Monday, September 24, 2007

Hairy Legs

I've been wiped out and incoherent the last couple of days, feeling like I got run over by a bus. I haven't even managed to read the political blogs like I usually do; I hate this feeling like I'm so dissociated from the world, wrapped in clouds and unable to connect with words on a meaningful level.

One thing that has crossed my mind and stuck long enough for me to grab hold and examine it, though, is the American insistence that women shave their legs.

For some reason- I really have no idea why- the skin on my legs has suddenly become quite sensitive, and whenever I shave I get razor rash, which then gets infected in places and gets all nasty and red, like so:

This is quite annoying, because although it doesn't really hurt that much in the grand scheme of things, every time I shave it happens, and it doesn't heal up between shaves, so it kept getting worse. The obvious solution was to not shave my legs until they get better, so I decided not to. This was about two weeks ago. As the picture above illustrates, they got quite hairy for a while, until my husband expressed his intense discomfort. My hairy legs, he said, were unnatural.

This response is about what I expected, although I did hope that he would relent once I explained that I was just doing it so the oozing sores on my legs would heal up. No such luck. He's a good guy, mostly, but not a liberal hippie the way I am. Questioning everything about the status quo doesn't come naturally to him, and I guess women with hairy legs are so out of the ordinary these days that the average man sees it as unnatural. So I shaved my legs again, so as not to cause a huge fuss.

It puzzles me that a society can get to this point, where the way things would be without outside influence is strange and offensive. People grow hair, it's in our genes; both women and men both, once they go through puberty, are naturally hairy. But if I grow out my leg hair, I'm not a normal American woman, I'm a freak, a butch dyke. When I complain about this in the hearing of my husband or other friends of mine who are male, they always come up with some variant of, well men who don't shave their faces are scary mountain men, so stop thinking you're especially persecuted.

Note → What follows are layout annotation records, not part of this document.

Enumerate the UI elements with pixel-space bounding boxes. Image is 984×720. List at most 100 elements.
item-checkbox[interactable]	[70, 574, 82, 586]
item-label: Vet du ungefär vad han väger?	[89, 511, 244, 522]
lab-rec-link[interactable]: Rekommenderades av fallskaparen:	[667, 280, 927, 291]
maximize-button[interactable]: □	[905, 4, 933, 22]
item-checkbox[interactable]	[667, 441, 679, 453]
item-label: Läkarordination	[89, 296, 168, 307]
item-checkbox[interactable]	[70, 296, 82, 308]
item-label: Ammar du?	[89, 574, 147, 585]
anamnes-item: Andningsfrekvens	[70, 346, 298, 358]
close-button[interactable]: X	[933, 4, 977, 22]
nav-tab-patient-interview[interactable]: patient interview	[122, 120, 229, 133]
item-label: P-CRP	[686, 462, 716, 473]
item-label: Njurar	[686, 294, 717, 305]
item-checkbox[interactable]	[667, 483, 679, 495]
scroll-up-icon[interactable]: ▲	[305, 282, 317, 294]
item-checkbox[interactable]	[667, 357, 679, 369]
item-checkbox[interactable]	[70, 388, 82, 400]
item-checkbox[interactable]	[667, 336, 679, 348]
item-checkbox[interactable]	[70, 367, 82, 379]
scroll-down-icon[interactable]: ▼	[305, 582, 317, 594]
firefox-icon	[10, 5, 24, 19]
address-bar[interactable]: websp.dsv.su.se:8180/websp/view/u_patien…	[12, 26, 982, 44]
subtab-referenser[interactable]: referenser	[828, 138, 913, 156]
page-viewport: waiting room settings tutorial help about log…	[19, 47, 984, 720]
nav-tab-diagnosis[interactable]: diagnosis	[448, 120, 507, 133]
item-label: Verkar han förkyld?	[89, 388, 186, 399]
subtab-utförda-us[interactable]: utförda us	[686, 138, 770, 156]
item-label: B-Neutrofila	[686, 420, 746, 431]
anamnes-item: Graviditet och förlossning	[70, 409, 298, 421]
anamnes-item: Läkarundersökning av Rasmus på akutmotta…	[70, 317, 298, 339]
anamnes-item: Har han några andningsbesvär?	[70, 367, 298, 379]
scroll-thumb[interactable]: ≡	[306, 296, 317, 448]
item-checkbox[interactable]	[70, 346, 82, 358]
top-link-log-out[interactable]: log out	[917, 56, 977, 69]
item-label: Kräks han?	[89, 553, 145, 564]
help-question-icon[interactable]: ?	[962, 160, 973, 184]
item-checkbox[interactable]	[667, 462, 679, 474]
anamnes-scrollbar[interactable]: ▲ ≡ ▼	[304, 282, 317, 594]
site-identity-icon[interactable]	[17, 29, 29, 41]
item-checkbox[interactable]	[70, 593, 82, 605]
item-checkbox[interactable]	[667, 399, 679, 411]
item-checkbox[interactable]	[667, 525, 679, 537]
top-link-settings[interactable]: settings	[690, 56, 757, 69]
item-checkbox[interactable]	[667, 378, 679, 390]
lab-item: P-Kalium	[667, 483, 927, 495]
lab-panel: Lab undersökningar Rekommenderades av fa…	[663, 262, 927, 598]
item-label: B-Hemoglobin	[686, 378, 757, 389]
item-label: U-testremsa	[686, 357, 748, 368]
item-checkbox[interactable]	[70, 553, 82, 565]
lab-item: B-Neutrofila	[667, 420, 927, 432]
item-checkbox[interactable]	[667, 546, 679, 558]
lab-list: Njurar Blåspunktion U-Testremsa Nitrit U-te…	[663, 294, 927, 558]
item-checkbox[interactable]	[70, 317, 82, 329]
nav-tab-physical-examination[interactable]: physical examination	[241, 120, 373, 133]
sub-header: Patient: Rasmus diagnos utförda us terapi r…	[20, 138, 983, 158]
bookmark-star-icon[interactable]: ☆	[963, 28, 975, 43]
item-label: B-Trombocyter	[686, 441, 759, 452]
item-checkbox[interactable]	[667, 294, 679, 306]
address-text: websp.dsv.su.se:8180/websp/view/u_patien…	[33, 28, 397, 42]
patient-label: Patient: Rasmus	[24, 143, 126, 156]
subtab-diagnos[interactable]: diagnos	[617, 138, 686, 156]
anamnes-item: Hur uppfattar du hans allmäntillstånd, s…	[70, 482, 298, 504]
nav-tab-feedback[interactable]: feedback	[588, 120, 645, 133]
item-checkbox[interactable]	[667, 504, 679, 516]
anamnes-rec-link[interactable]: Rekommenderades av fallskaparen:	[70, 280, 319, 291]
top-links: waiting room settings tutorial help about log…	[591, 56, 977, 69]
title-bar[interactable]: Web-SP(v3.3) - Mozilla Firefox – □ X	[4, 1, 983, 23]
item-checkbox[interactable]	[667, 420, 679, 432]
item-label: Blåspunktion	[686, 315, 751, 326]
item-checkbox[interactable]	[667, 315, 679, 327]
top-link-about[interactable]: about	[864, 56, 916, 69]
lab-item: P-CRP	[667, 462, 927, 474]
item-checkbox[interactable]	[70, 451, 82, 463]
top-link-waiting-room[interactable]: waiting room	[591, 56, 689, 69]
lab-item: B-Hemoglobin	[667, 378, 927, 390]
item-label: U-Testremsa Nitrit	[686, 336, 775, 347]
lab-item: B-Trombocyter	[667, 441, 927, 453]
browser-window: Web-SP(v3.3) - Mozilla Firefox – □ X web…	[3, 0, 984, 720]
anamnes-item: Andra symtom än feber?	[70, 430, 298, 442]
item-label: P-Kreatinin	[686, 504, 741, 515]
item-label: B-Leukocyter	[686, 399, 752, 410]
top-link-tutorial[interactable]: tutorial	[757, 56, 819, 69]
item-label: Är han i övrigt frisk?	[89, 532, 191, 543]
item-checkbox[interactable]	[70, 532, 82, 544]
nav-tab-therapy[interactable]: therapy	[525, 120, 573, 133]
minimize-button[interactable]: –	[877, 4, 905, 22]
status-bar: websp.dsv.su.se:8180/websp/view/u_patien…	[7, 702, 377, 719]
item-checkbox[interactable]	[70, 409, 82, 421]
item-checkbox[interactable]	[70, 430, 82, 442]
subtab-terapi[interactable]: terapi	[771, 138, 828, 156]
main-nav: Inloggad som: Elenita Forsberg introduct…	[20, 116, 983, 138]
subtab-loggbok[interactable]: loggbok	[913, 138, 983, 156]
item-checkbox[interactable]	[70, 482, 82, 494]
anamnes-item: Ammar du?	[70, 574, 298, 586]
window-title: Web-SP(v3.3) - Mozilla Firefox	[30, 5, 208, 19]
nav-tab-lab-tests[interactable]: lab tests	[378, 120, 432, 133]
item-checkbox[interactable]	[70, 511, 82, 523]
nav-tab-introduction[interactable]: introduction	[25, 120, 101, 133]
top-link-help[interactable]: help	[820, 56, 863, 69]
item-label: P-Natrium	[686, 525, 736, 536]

However, plenty of men grow out a beard at some point in their lives, just to see what it looks like. Growing a long flowing beard might make people look at you oddly, but men who do this are still men. They're not freaks, their sexuality isn't questioned.

I don't know of a single woman who has ever grown out her leg hair, just to see what it looks like. Even when I was in Africa with TMI, no one's leg hair grew out to it's full length; at one point a group of us girls grew our hair out long enough to wax it off, but mostly we all shaved at least a couple times a week. Even in Africa, we couldn't escape the cultural conditioning that says: body hair on women is disgusting. Its a curious disconnect from the way the world really is, and it puzzles me that more people don't sit back and ask why we do these things. Who decided that female body hair is so awful? Why do we all just sit back and agree to spend so much time and money shaving our skin so we look like infants?

It makes me wonder what other strange ideas might be hidden in my culture, what absurd assumptions lurk just beyond my detection.